Recently established an assay to identify donor-reactive T cells and test the role of deletion in tolerance after combined kidney and bone marrow transplantation. Using high-throughput sequencing of the T cell receptor B chain CDR3 region, to define a fingerprint of the donor-reactive T cell repertoire before transplantation and track those clones after transplant. After observation in post-transplant reduction in donor-reactive T cell cloned into three tolerant combined kidney and bone marrow transplantation patients, such reductions were not found in a fourth, non-tolerant, combined kidney and bone marrow transplantation patient or in two conventional kidney transplant recipients on standard immunosuppressive regimens.

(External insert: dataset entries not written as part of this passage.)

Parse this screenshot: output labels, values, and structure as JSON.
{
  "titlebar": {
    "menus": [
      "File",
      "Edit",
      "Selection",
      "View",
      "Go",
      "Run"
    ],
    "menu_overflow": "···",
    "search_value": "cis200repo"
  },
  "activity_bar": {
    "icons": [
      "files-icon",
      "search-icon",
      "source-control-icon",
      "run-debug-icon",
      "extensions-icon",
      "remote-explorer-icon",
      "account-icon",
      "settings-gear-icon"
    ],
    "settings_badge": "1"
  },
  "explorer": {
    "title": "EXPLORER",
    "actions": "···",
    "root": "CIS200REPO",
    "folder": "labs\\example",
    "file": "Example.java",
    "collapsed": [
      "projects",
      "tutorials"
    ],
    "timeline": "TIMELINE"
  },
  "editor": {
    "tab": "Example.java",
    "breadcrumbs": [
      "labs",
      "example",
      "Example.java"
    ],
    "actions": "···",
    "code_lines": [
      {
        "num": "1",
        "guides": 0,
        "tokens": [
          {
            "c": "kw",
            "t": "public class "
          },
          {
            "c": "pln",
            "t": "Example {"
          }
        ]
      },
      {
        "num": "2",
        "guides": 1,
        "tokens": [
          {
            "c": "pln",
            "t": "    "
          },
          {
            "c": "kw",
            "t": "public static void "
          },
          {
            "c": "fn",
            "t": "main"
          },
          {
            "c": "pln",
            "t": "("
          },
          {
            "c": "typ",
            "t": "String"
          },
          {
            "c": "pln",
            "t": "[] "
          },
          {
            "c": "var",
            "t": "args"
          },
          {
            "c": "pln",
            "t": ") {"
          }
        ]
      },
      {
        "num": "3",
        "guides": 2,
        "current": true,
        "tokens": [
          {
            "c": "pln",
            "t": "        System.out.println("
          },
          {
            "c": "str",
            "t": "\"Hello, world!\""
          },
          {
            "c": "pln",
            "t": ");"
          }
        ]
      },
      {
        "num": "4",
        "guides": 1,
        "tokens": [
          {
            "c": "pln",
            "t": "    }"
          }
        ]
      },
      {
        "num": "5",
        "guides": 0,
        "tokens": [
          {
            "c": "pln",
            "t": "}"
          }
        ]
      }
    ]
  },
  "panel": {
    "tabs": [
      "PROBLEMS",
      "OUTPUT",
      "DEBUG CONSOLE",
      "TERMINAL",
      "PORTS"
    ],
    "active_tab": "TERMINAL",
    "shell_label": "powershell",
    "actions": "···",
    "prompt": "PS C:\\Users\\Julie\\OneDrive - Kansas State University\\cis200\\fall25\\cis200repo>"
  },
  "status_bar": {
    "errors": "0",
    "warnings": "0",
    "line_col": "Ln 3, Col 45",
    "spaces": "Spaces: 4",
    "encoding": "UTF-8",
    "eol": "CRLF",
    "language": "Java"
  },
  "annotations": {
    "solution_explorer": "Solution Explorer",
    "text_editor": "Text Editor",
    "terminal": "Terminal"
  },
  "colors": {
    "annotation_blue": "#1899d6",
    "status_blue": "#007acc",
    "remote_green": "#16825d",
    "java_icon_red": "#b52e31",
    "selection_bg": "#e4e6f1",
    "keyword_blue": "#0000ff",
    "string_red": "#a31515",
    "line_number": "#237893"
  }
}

T cell repertoire turnover due to lymphocyte-depleting conditioning only partially accounted for the observed reductions in tolerant patients in fact, conventional transplant recipients showed expansion of circulating donor-reactive clones, despite extensive repertoire turnover. Moreover, loss of donor-reactive T cell clones more closely associated with tolerance induction than in vitro functional assays. Our analysis supports clonal deletion as a mechanism of allograft tolerance in combined kidney and bone marrow transplantation patients. The validate results are the contribution of donor-reactive T cell clones identified before transplant by our method, supporting further exploration as a potential biomarker of transplant outcomes.